90 mil madeirenses vão ser chamados ainda este semestre para rastreio do cancro colorretal

90 mil madeirenses, entre os 50 e os 74 anos, vão ser chamados ainda neste primeiro semestre para a realização do rastreio do cancro colorretal.

O anúncio foi feito, esta manhã, pelo secretário regional da Saúde e Proteção Civil, Pedro Ramos, na apresentação da campanha da liga Regional Contra o Cancro, Março Azul.
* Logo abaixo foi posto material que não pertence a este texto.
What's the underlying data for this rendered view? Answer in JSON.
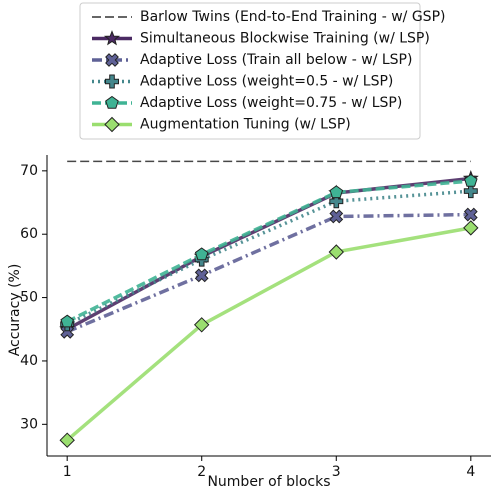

Este rastreio, conforme informou, será realizado dentro dos mesmos moldes do que o rastreio do cancro da mama, através de chamada e convocatória. “Foi já feito um levantamento por todo o Serviço Regional de Saúde e são cerca de 90 mil pessoas que, de facto, podem estar nessa situação para começar a aderir ao rastreio”, explicou.

Enaltecendo o trabalho levado a cabo pela Liga Portuguesa Contra o Cancro no que concerne ao cancro colorretal, mormente na sensibilização da população para o tema, Pedro Ramos apontou que a “neoplasia colorretal está com uma incidência muito elevada”, sendo já “a segunda causa de morte” em Portugal.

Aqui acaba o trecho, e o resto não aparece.